Connecticut Superior Court Judicial District of New London at New London
Oct 2, 2006
2006 Ct. Sup. 17927 (Conn. Super. Ct. 2006)

Opinion

No. 05-5000295

October 2, 2006


MEMORANDUM OF DECISION


The plaintiff, Darnell Williams, brings this action to recover damages he allegedly sustained in connection with the purchase of a condominium located in Ledyard, Connecticut from the defendant, Matthew Feely. The defendant Browning and Browning Real Estate, LLC (Browning), a real estate agency, represented Feely during this transaction.

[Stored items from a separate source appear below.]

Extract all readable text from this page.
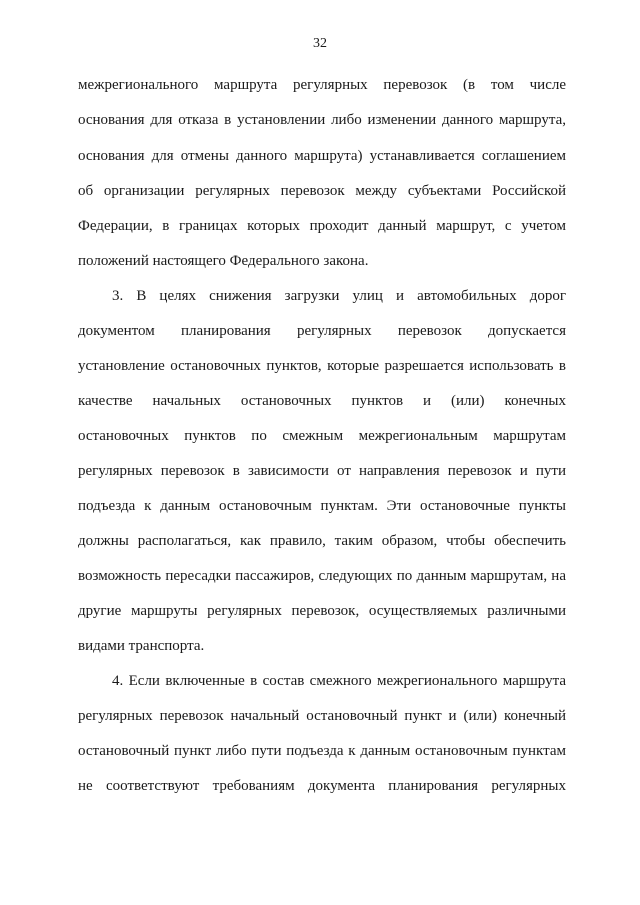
32
межрегионального маршрута регулярных перевозок (в том числе
основания для отказа в установлении либо изменении данного маршрута,
основания для отмены данного маршрута) устанавливается соглашением
об организации регулярных перевозок между субъектами Российской
Федерации, в границах которых проходит данный маршрут, с учетом
положений настоящего Федерального закона.
3. В целях снижения загрузки улиц и автомобильных дорог
документом планирования регулярных перевозок допускается
установление остановочных пунктов, которые разрешается использовать в
качестве начальных остановочных пунктов и (или) конечных
остановочных пунктов по смежным межрегиональным маршрутам
регулярных перевозок в зависимости от направления перевозок и пути
подъезда к данным остановочным пунктам. Эти остановочные пункты
должны располагаться, как правило, таким образом, чтобы обеспечить
возможность пересадки пассажиров, следующих по данным маршрутам, на
другие маршруты регулярных перевозок, осуществляемых различными
видами транспорта.
4. Если включенные в состав смежного межрегионального маршрута
регулярных перевозок начальный остановочный пункт и (или) конечный
остановочный пункт либо пути подъезда к данным остановочным пунктам
не соответствуют требованиям документа планирования регулярных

The plaintiff has alleged the following facts in his amended complaint. On June 27, 2005, the plaintiff purchased a condominium from Feely. Feely made representations to the plaintiff, including some in a residential property condition disclosure report, concerning the condition of the property. Such representations, namely that there were no problems with the property, were not true. Alter purchasing the condominium, the plaintiff learned that the condominium had previously flooded, causing damage to certain portions of the property. Though attempts were made to repair the problems prior to the sale of the condominium, such work was done improperly, and will require additional repairs. Feely and Browning knew the problems existed, but withheld from the plaintiff information regarding their existence. The defendants' false representations induced the plaintiff into purchasing the condominium, and, consequently, the plaintiff suffered damages based on his reliance.

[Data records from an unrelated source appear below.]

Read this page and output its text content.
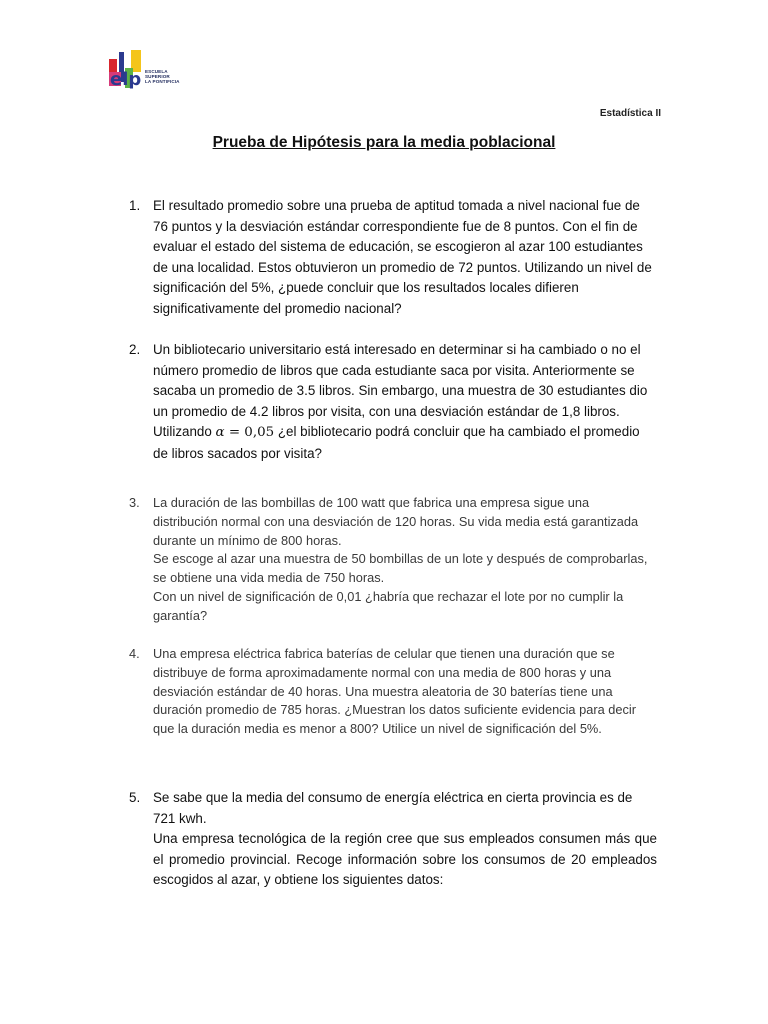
elp ESCUELA
SUPERIOR
LA PONTIFICIA
Estadística II
Prueba de Hipótesis para la media poblacional
1. El resultado promedio sobre una prueba de aptitud tomada a nivel nacional fue de 76 puntos y la desviación estándar correspondiente fue de 8 puntos. Con el fin de evaluar el estado del sistema de educación, se escogieron al azar 100 estudiantes de una localidad. Estos obtuvieron un promedio de 72 puntos. Utilizando un nivel de significación del 5%, ¿puede concluir que los resultados locales difieren significativamente del promedio nacional?
2. Un bibliotecario universitario está interesado en determinar si ha cambiado o no el número promedio de libros que cada estudiante saca por visita. Anteriormente se sacaba un promedio de 3.5 libros. Sin embargo, una muestra de 30 estudiantes dio un promedio de 4.2 libros por visita, con una desviación estándar de 1,8 libros. Utilizando α = 0,05 ¿el bibliotecario podrá concluir que ha cambiado el promedio de libros sacados por visita?
3. La duración de las bombillas de 100 watt que fabrica una empresa sigue una distribución normal con una desviación de 120 horas. Su vida media está garantizada durante un mínimo de 800 horas.
Se escoge al azar una muestra de 50 bombillas de un lote y después de comprobarlas, se obtiene una vida media de 750 horas.
Con un nivel de significación de 0,01 ¿habría que rechazar el lote por no cumplir la garantía?
4. Una empresa eléctrica fabrica baterías de celular que tienen una duración que se distribuye de forma aproximadamente normal con una media de 800 horas y una desviación estándar de 40 horas. Una muestra aleatoria de 30 baterías tiene una duración promedio de 785 horas. ¿Muestran los datos suficiente evidencia para decir que la duración media es menor a 800? Utilice un nivel de significación del 5%.
5. Se sabe que la media del consumo de energía eléctrica en cierta provincia es de 721 kwh.
Una empresa tecnológica de la región cree que sus empleados consumen más que el promedio provincial. Recoge información sobre los consumos de 20 empleados escogidos al azar, y obtiene los siguientes datos:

On April 26, 2006, the plaintiff filed an amended complaint of six counts against Feely and Browning. In counts one through three, the plaintiff alleges fraudulent, intentional, and negligent misrepresentation, respectively, against both defendants. In count four, the plaintiff alleges a breach of contract against Feely. In count five, the plaintiff alleges that both defendants violated the Connecticut Unfair Trade Practices Act (CUTPA), General Statutes § 42-110b et seq. In count six, the plaintiff alleges negligent infliction of emotional distress against both defendants.

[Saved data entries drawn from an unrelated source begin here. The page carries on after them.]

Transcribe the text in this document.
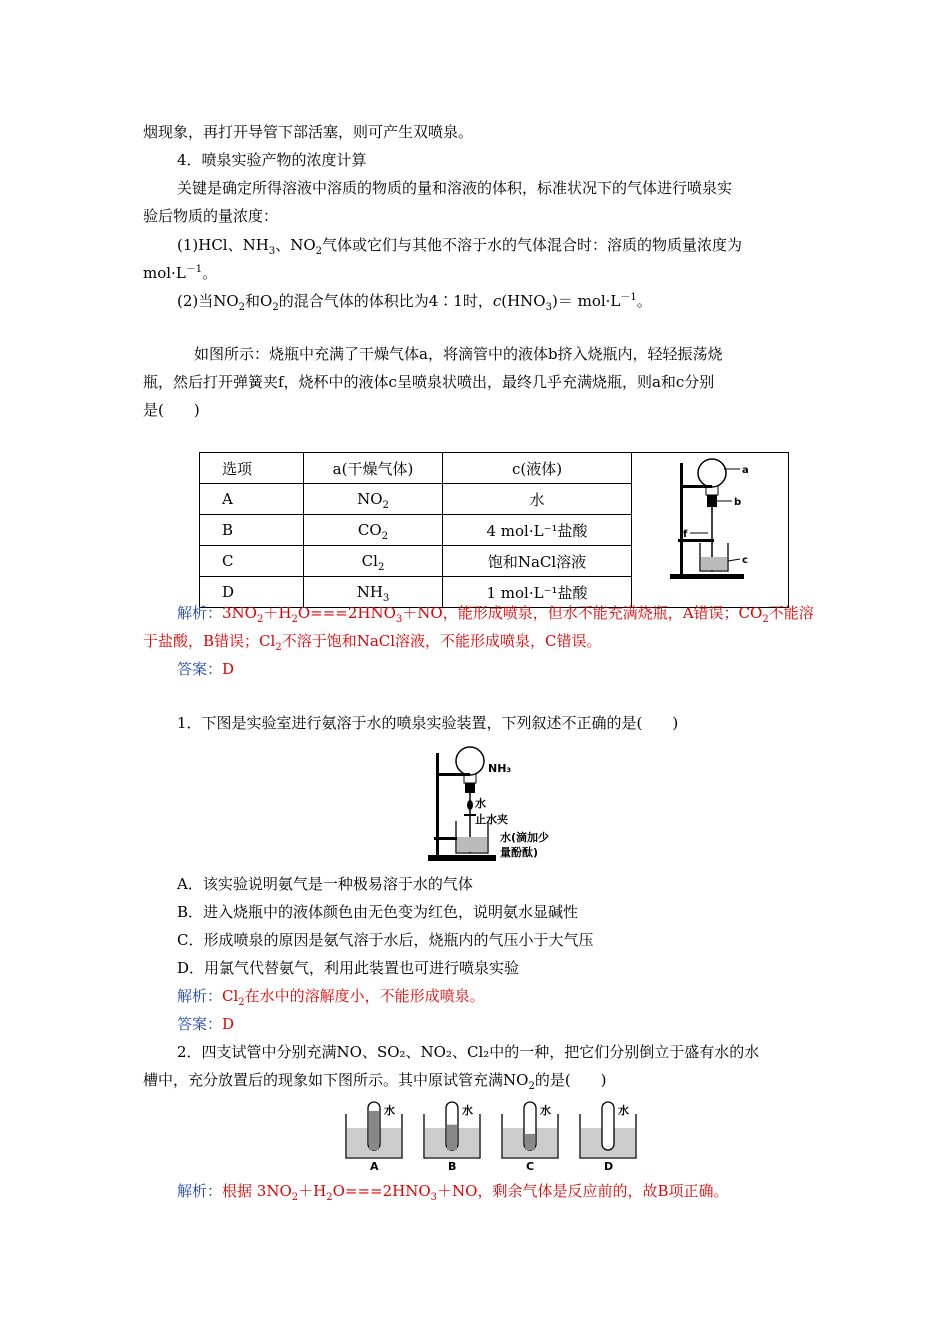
烟现象，再打开导管下部活塞，则可产生双喷泉。
4．喷泉实验产物的浓度计算
关键是确定所得溶液中溶质的物质的量和溶液的体积，标准状况下的气体进行喷泉实
验后物质的量浓度：
(1)HCl、$NH_3$、$NO_2$气体或它们与其他不溶于水的气体混合时：溶质的物质量浓度为
$mol\cdot L^{-1}$。
(2)当$NO_2$和$O_2$的混合气体的体积比为4∶1时，$c(HNO_3)= mol\cdot L^{-1}$。
如图所示：烧瓶中充满了干燥气体a，将滴管中的液体b挤入烧瓶内，轻轻振荡烧
瓶，然后打开弹簧夹f，烧杯中的液体c呈喷泉状喷出，最终几乎充满烧瓶，则a和c分别
是(　　)
选项	a(干燥气体)	c(液体)	a
b
f
c

A	$NO_2$	水	
B	$CO_2$	4 mol·L⁻¹盐酸	
C	$Cl_2$	饱和NaCl溶液	
D	$NH_3$	1 mol·L⁻¹盐酸	
解析：$3NO_2+H_2O===2HNO_3+NO$，能形成喷泉，但水不能充满烧瓶，A错误；$CO_2$不能溶
于盐酸，B错误；$Cl_2$不溶于饱和NaCl溶液，不能形成喷泉，C错误。
答案：D
1．下图是实验室进行氨溶于水的喷泉实验装置，下列叙述不正确的是(　　)
NH₃
水
止水夹
水(滴加少
量酚酞)
A．该实验说明氨气是一种极易溶于水的气体
B．进入烧瓶中的液体颜色由无色变为红色，说明氨水显碱性
C．形成喷泉的原因是氨气溶于水后，烧瓶内的气压小于大气压
D．用氯气代替氨气，利用此装置也可进行喷泉实验
解析：$Cl_2$在水中的溶解度小，不能形成喷泉。
答案：D
2．四支试管中分别充满NO、SO₂、NO₂、Cl₂中的一种，把它们分别倒立于盛有水的水
槽中，充分放置后的现象如下图所示。其中原试管充满$NO_2$的是(　　)
水
A
水
B
水
C
水
D
解析：根据 $3NO_2+H_2O===2HNO_3+NO$，剩余气体是反应前的，故B项正确。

On May 11, 2006, Browning filed a motion to strike counts five and six on the grounds that the CUTPA claim is legally insufficient and time barred, and that no cause of action exists in Connecticut for negligent infliction of emotional distress based solely on property damage. With the motion, Browning submitted a memorandum of law. On May 23, 2006, the plaintiff submitted a memorandum of law in opposition.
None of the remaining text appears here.